‘Love Lies Bleeding’ movie review: Kristen Stewart shines in Rose Glass’ sophomore sapphic nightmare
Set towards the sweltering backdrop of an remoted New Mexico desert city within the ‘80s, Love Lies Bleeding follows the intertwining lives of fitness center supervisor Lou (Kristen Stewart) and aspiring bodybuilding champion Jackie (Katy O’Brian), as they spiral down a blood-soaked path of intercourse, sinews and salvation.
Directed by Rose Glass and penned in collaboration with Weronika Tofilska, Love Lies Bleeding is a raunchy, unapologetic exploration of the queer expertise, drenched in sweat and seething with terrifying want. Whereas paying homage to noir classics (Ridley Scott, John Carpenter and the Coens come to thoughts), the narrative defies simple categorisation, deliriously leaping from style to style like… effectively, Katy O’Brian on steroids. From the opening scenes, Glass devilishly plunges us into one other one among her small city microcosms with echoes of Saint Maud (2019), brimming with an unseen violence and licking its lips in anticipation.
Love Lies Bleeding (English)
Director: Rose Glass
Forged: Kristen Stewart, Katy O’Brian, Jena Malone, Anna Baryshnikov, Dave Franco, and Ed Harris.
Runtime: 104 minutes
Storyline: Lou is a reclusive fitness center supervisor who falls arduous for Jackie, an bold bodybuilder who’s heading to Las Vegas to pursue her dream.
On the coronary heart of the movie is Stewart’s mesmerizing efficiency as Lou, the native lesbian fitness center supervisor with a couple of demons within the closet. Stewart effortlessly captures the character’s inner battle, together with her staggered supply and brooding presence, delivering a tour-de-force efficiency that cements her standing as one of the vital versatile actors of her technology.

Starring throughout Stewart, O’Brian shines as Jackie, matching that riveting depth as an bold bodybuilder whose quest for perfection leads her down a treacherous path of self-destruction. As Jackie’s relationship with Lou intensifies, O’Brian navigates the complexities of their infatuation whereas pushing her physicality to alarming ranges below a rabid, steroid-induced trance.
Katy O’Brian Kristen Stewart in a scene from ‘Love Lies Bleeding’
| Photograph Credit score:
Anna Kooris
Cinematographer Ben Fordesman strikes a visible stability with sweat-dripped close-ups of throbbing muscle tissue, with a lurking play within the shadows that’s characteristically Glass. This unsettling imagery is complemented by editor Mark Cities’ visceral urgency that enhances the gore-fest to new heights, whereas veteran composer Clint Mansell’s ethereal synths are methodically interspersed with moments of pure sonic terror that render the movie a holistic sensory expertise that’s as intoxicating as it’s unnerving.

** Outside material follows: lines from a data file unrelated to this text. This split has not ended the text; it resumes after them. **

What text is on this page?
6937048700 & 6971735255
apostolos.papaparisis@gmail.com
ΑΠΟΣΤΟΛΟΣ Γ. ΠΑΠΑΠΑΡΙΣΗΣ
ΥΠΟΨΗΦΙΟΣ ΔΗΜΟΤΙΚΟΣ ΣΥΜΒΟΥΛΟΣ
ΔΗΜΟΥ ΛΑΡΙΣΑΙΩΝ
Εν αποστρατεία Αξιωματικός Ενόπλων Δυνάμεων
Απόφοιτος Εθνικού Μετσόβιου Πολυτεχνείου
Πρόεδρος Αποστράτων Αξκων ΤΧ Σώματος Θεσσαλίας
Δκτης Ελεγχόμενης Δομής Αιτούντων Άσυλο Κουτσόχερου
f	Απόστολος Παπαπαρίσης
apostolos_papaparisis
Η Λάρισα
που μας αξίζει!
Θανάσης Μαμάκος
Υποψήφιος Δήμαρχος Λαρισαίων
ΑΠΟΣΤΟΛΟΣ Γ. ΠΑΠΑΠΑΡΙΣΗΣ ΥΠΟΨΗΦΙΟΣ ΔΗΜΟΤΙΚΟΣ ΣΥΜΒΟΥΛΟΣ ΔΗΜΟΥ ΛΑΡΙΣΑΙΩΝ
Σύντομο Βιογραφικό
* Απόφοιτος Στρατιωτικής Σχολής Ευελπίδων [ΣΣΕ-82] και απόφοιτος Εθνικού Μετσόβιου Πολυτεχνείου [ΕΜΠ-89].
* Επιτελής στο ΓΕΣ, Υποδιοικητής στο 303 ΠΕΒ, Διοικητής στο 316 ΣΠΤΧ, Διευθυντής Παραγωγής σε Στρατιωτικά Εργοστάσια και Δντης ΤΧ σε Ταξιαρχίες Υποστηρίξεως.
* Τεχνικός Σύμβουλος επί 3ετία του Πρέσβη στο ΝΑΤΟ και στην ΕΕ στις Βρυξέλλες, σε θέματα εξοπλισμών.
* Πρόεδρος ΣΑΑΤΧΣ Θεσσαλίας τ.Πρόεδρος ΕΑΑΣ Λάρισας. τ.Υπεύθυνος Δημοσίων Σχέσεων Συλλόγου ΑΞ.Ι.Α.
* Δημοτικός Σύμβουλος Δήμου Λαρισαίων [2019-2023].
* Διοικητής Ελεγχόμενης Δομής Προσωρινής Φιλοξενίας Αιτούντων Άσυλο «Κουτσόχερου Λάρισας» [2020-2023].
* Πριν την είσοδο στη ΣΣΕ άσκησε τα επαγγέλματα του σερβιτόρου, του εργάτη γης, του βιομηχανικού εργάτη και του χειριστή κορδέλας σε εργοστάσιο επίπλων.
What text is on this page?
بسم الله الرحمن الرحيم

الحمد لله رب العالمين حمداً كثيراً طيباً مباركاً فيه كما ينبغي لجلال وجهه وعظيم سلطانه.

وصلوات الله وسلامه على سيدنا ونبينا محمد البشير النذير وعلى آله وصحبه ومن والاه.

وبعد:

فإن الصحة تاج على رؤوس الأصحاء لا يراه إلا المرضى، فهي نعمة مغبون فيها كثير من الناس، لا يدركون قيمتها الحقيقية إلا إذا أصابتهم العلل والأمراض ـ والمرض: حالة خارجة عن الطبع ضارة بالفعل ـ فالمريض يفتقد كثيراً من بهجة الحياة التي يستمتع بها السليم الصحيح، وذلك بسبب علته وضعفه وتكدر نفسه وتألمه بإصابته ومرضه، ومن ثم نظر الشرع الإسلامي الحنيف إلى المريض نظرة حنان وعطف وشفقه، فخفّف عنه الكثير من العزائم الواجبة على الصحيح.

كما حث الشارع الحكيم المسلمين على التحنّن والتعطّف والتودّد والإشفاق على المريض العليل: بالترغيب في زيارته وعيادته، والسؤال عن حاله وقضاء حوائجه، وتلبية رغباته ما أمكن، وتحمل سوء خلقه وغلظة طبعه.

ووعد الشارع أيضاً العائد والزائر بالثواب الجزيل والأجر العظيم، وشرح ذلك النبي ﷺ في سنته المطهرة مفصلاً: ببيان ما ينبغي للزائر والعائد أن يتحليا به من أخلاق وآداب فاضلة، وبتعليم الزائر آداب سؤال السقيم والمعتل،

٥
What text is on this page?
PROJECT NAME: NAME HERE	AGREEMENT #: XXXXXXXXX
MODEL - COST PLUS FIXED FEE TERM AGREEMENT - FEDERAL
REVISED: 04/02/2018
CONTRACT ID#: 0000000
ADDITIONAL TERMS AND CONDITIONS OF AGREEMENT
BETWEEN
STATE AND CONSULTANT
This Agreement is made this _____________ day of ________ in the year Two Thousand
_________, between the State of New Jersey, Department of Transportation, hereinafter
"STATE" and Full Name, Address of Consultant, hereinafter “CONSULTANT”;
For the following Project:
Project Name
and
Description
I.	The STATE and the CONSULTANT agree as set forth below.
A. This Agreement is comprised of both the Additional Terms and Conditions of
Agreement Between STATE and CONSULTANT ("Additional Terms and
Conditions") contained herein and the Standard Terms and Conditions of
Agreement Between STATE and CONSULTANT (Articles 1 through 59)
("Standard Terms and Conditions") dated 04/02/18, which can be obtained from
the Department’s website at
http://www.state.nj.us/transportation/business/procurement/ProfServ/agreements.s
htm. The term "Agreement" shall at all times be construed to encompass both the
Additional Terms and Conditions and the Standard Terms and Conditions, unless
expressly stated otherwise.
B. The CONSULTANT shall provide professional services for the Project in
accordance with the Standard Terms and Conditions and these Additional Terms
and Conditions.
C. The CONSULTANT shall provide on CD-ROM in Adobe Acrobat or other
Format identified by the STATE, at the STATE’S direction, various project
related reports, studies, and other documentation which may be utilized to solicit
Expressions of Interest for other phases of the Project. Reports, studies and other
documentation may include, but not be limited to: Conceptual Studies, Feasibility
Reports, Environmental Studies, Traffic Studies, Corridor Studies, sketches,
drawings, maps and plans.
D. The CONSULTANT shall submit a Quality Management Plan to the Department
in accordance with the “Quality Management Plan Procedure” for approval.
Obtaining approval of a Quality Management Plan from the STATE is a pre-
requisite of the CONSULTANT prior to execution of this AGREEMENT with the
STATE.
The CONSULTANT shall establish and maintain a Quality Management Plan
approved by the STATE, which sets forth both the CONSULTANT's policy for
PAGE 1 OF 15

Followers of Glass can be fast to identify thematic parallels with the filmmaker’s 2019 horror debut. Glass weaponises ache and pleasure as two sides of the identical coin, blurring the traces between the 2 to disconcerting ranges of satisfaction. Whereas the eponymous Maud from Glass’s earlier tryst with mutilation is fully satisfied that self-harm is the last word type of penance as she reaffirms, “By no means waste your ache,” O’Brian’s Jackie faucets into the all-too-familiar gym-rat rhetoric that extols the virtues of “no ache, no achieve” till it chews her up and spits her out, every bicep curl a horrifying squelch of delusion.
Katy O’Brian in a scene from ‘Love Lies Bleeding’
| Photograph Credit score:
Anna Kooris
But, maybe the movie’s best triumph is that it’s homosexual as hell.
Glass mines the queer cultural archives, weaving in references and themes which are unfiltered and provocative. From Stewart’s lingering gaze to steamy intercourse montages set to ‘80s queer icons, the movie is a wild, uncut (or about as a lot as Indian screens would allow) love letter to queer rebel that’s bursting with the exhilaration of low cost retro porno.

The movie attracts to a satisfying climax — with a suggestive barrel stuffed down a creepy, cult-like Ed Harris’s throat and the 2 sapphic monsters Thelma & Louis-ing off into the sundown. Rose Glass’s sophomore outing below the A24 banner virtually had us fooled. Whereas deceptively dubbed a romance-thriller, Love Lies Bleeding rings sonorous with the British filmmaker’s distinct body-horror sensibilities that explicates her standing as one of the vital unique horror icons in modern cinema at the moment.